Nestle dan Danone Gagal Tangani Krisis Racun Susu Bayi yang Menyebar ke 99 Negara
Saya membaca laporan investigasi Radio France, RTBF Belgia, dan RTS Swiss pekan ini. Isinya bikin saya merinding. Tiga raksasa makanan bayi dunia, Nestle, Danone, dan Lactalis, dituduh sengaja menunda recall produk susu formula yang terkontaminasi racun cereulide. Produknya sudah menyebar ke 99 negara. Bayi-bayi yang meminumnya berpotensi mengalami muntah-muntah hebat dan dehidrasi.
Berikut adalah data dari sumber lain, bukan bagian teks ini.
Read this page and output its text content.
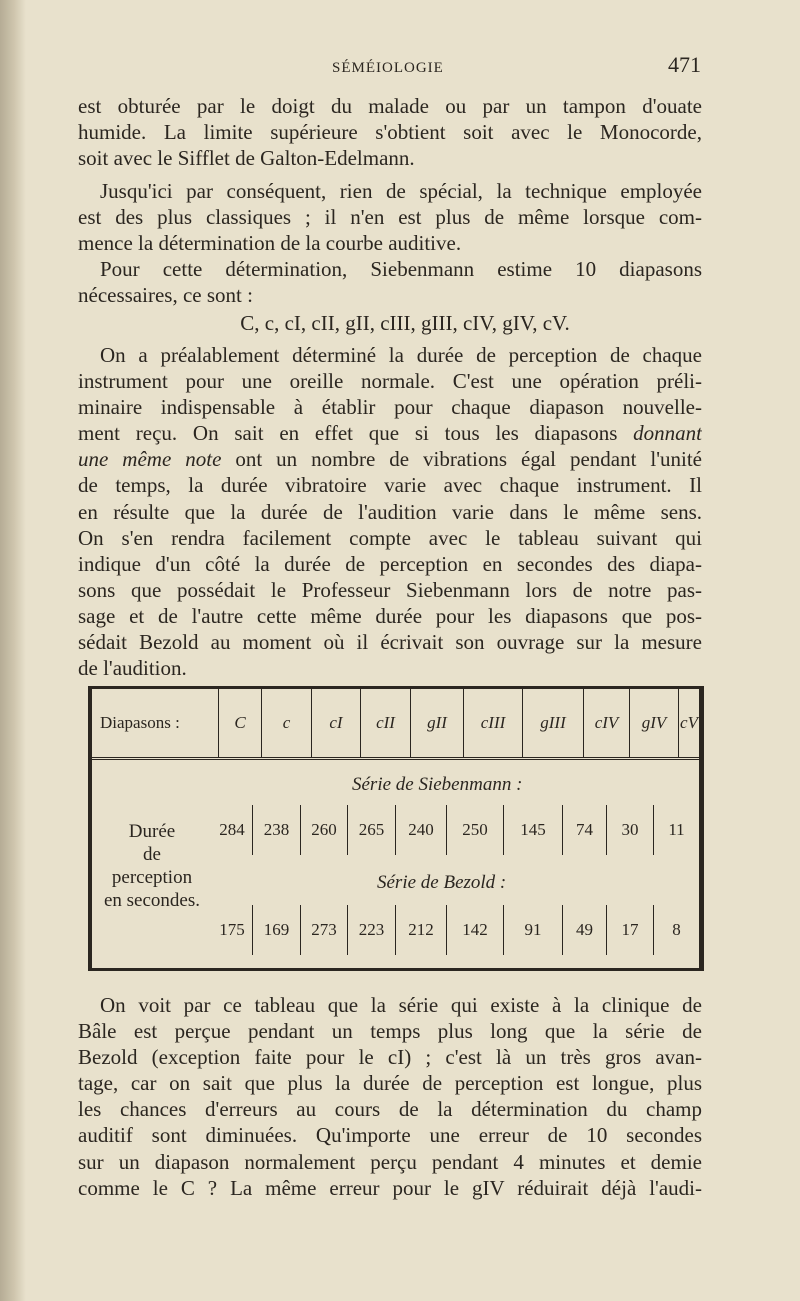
SÉMÉIOLOGIE	471
est obturée par le doigt du malade ou par un tampon d'ouate
humide. La limite supérieure s'obtient soit avec le Monocorde,
soit avec le Sifflet de Galton-Edelmann.
Jusqu'ici par conséquent, rien de spécial, la technique employée
est des plus classiques ; il n'en est plus de même lorsque com-
mence la détermination de la courbe auditive.
Pour cette détermination, Siebenmann estime 10 diapasons
nécessaires, ce sont :
C, c, cI, cII, gII, cIII, gIII, cIV, gIV, cV.
On a préalablement déterminé la durée de perception de chaque
instrument pour une oreille normale. C'est une opération préli-
minaire indispensable à établir pour chaque diapason nouvelle-
ment reçu. On sait en effet que si tous les diapasons donnant
une même note ont un nombre de vibrations égal pendant l'unité
de temps, la durée vibratoire varie avec chaque instrument. Il
en résulte que la durée de l'audition varie dans le même sens.
On s'en rendra facilement compte avec le tableau suivant qui
indique d'un côté la durée de perception en secondes des diapa-
sons que possédait le Professeur Siebenmann lors de notre pas-
sage et de l'autre cette même durée pour les diapasons que pos-
sédait Bezold au moment où il écrivait son ouvrage sur la mesure
de l'audition.
Diapasons :	C	c	cI	cII	gII	cIII	gIII	cIV	gIV	cV
Durée
de
perception
en secondes.
Série de Siebenmann :
284	238	260	265	240	250	145	74	30	11
Série de Bezold :
175	169	273	223	212	142	91	49	17	8
On voit par ce tableau que la série qui existe à la clinique de
Bâle est perçue pendant un temps plus long que la série de
Bezold (exception faite pour le cI) ; c'est là un très gros avan-
tage, car on sait que plus la durée de perception est longue, plus
les chances d'erreurs au cours de la détermination du champ
auditif sont diminuées. Qu'importe une erreur de 10 secondes
sur un diapason normalement perçu pendant 4 minutes et demie
comme le C ? La même erreur pour le gIV réduirait déjà l'audi-
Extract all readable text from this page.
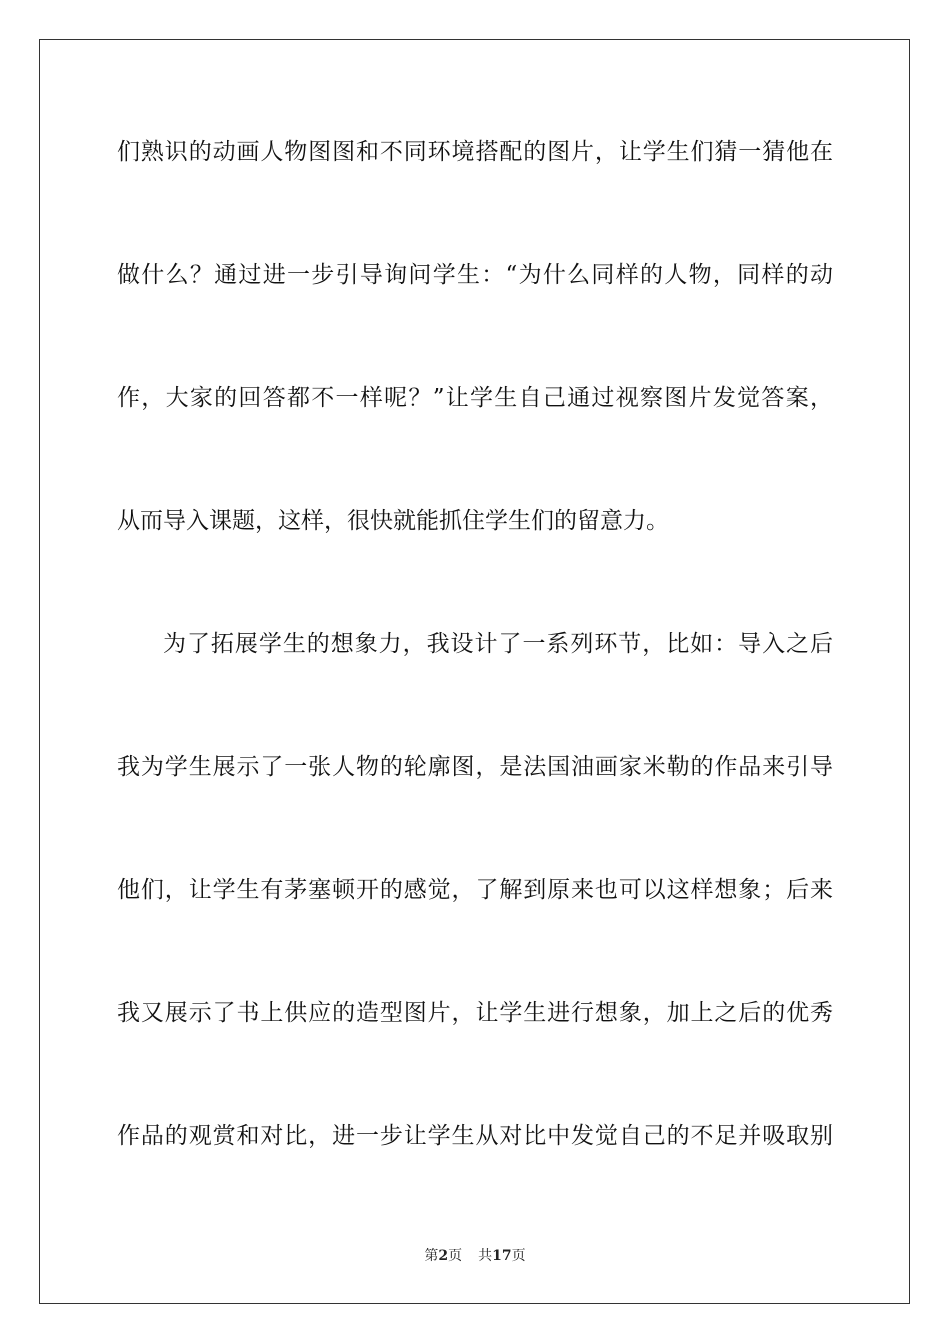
们熟识的动画人物图图和不同环境搭配的图片，让学生们猜一猜他在
做什么？通过进一步引导询问学生：“为什么同样的人物，同样的动
作，大家的回答都不一样呢？”让学生自己通过视察图片发觉答案，
从而导入课题，这样，很快就能抓住学生们的留意力。
为了拓展学生的想象力，我设计了一系列环节，比如：导入之后
我为学生展示了一张人物的轮廓图，是法国油画家米勒的作品来引导
他们，让学生有茅塞顿开的感觉，了解到原来也可以这样想象；后来
我又展示了书上供应的造型图片，让学生进行想象，加上之后的优秀
作品的观赏和对比，进一步让学生从对比中发觉自己的不足并吸取别
第2页 共17页
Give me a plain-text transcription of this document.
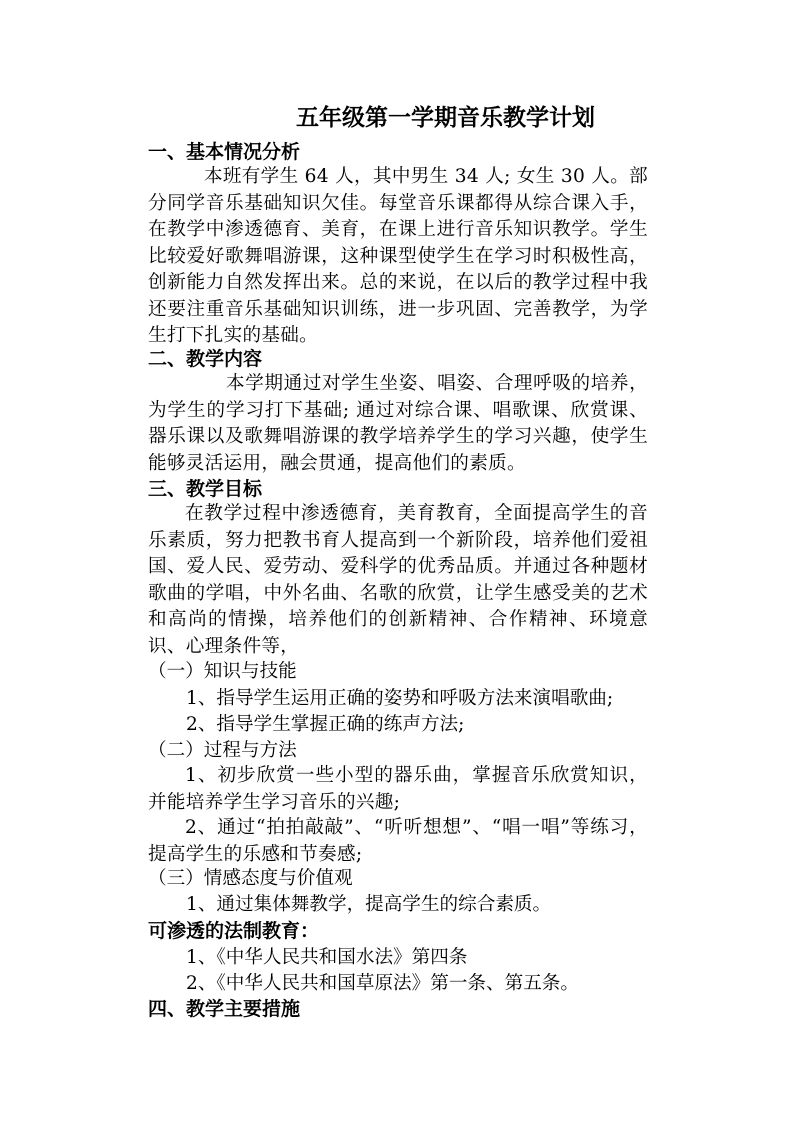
五年级第一学期音乐教学计划
一、基本情况分析
本班有学生 64 人，其中男生 34 人; 女生 30 人。部分同学音乐基础知识欠佳。每堂音乐课都得从综合课入手，在教学中渗透德育、美育，在课上进行音乐知识教学。学生比较爱好歌舞唱游课，这种课型使学生在学习时积极性高，创新能力自然发挥出来。总的来说，在以后的教学过程中我还要注重音乐基础知识训练，进一步巩固、完善教学，为学生打下扎实的基础。
二、教学内容
本学期通过对学生坐姿、唱姿、合理呼吸的培养，为学生的学习打下基础; 通过对综合课、唱歌课、欣赏课、器乐课以及歌舞唱游课的教学培养学生的学习兴趣，使学生能够灵活运用，融会贯通，提高他们的素质。
三、教学目标
在教学过程中渗透德育，美育教育，全面提高学生的音乐素质，努力把教书育人提高到一个新阶段，培养他们爱祖国、爱人民、爱劳动、爱科学的优秀品质。并通过各种题材歌曲的学唱，中外名曲、名歌的欣赏，让学生感受美的艺术和高尚的情操，培养他们的创新精神、合作精神、环境意识、心理条件等，
（一）知识与技能
1、指导学生运用正确的姿势和呼吸方法来演唱歌曲;
2、指导学生掌握正确的练声方法;
（二）过程与方法
1、初步欣赏一些小型的器乐曲，掌握音乐欣赏知识，并能培养学生学习音乐的兴趣;
2、通过“拍拍敲敲”、“听听想想”、“唱一唱”等练习，提高学生的乐感和节奏感;
（三）情感态度与价值观
1、通过集体舞教学，提高学生的综合素质。
可渗透的法制教育：
1、《中华人民共和国水法》第四条
2、《中华人民共和国草原法》第一条、第五条。
四、教学主要措施
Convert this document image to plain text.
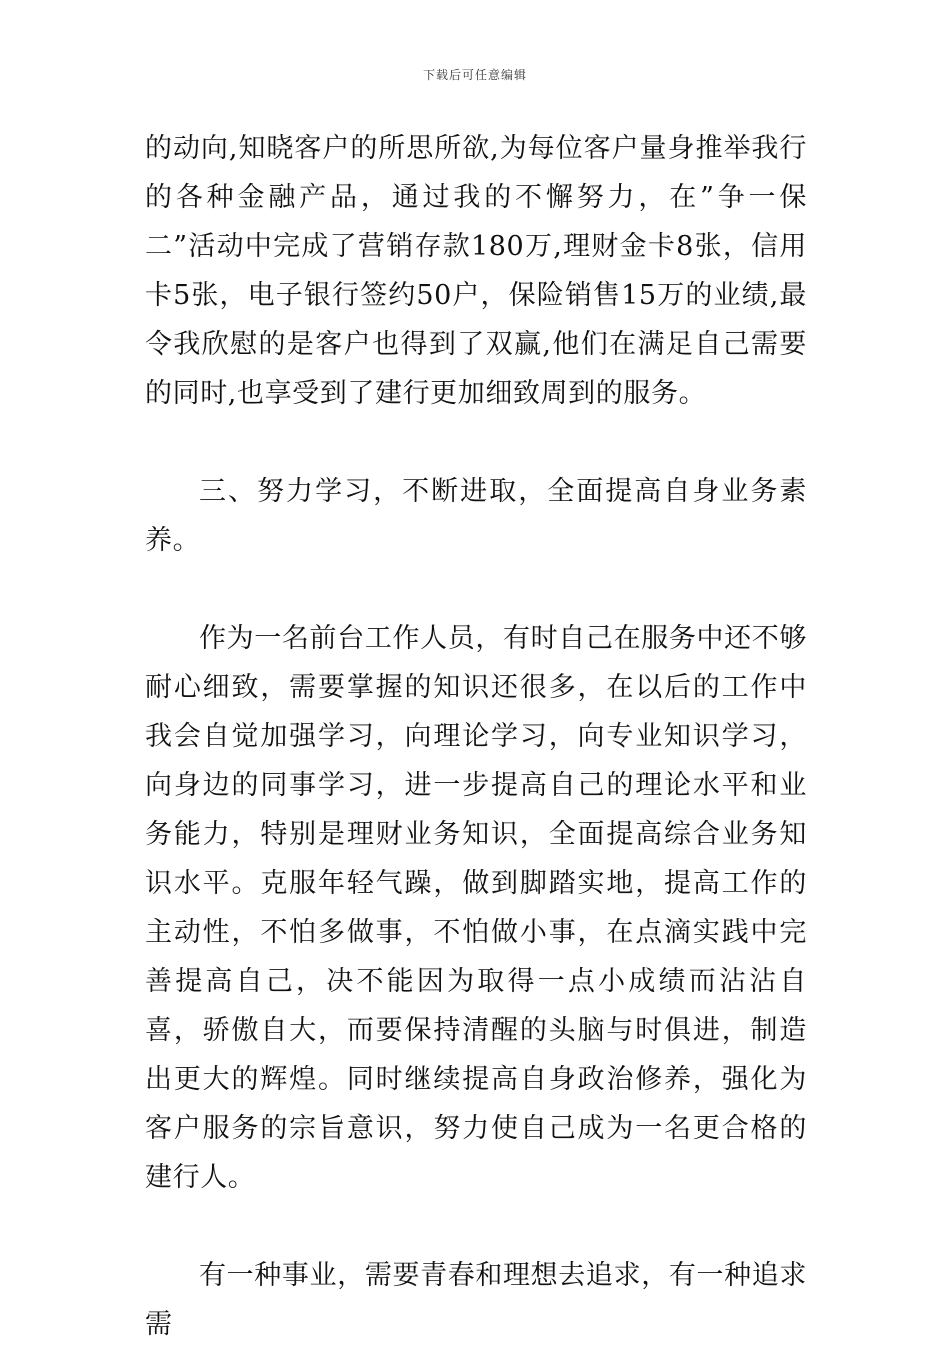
下载后可任意编辑

的动向,知晓客户的所思所欲,为每位客户量身推举我行的各种金融产品，通过我的不懈努力，在”争一保二”活动中完成了营销存款180万,理财金卡8张，信用卡5张，电子银行签约50户，保险销售15万的业绩,最令我欣慰的是客户也得到了双赢,他们在满足自己需要的同时,也享受到了建行更加细致周到的服务。

三、努力学习，不断进取，全面提高自身业务素养。

作为一名前台工作人员，有时自己在服务中还不够耐心细致，需要掌握的知识还很多，在以后的工作中我会自觉加强学习，向理论学习，向专业知识学习，向身边的同事学习，进一步提高自己的理论水平和业务能力，特别是理财业务知识，全面提高综合业务知识水平。克服年轻气躁，做到脚踏实地，提高工作的主动性，不怕多做事，不怕做小事，在点滴实践中完善提高自己，决不能因为取得一点小成绩而沾沾自喜，骄傲自大，而要保持清醒的头脑与时俱进，制造出更大的辉煌。同时继续提高自身政治修养，强化为客户服务的宗旨意识，努力使自己成为一名更合格的建行人。

有一种事业，需要青春和理想去追求，有一种追求需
Yang lebih meresahkan: media-media Eropa itu menemukan bukti bahwa Nestle melakukan penarikan “diam-diam” di Austria dan Jerman sejak 24 Desember 2025, tanpa memberi tahu otoritas. Sementara di saat yang sama, 838.000 kaleng susu formula sudah ditahan di pabriknya di Prancis utara. Tapi produk yang sudah ada di rak toko dan di rumah konsumen dibiarkan begitu saja tanpa peringatan resmi.
Kronologi Bencana Komunikasi Krisis
Mari kita lihat kronologinya. Saya susun berdasarkan data dari WHO, laporan media, dan pernyataan resmi perusahaan. Timeline ini menunjukkan bagaimana keputusan komunikasi, bukan kontaminasi itu sendiri, yang akhirnya menjadi krisis reputasi terbesar Nestle dalam satu dekade terakhir.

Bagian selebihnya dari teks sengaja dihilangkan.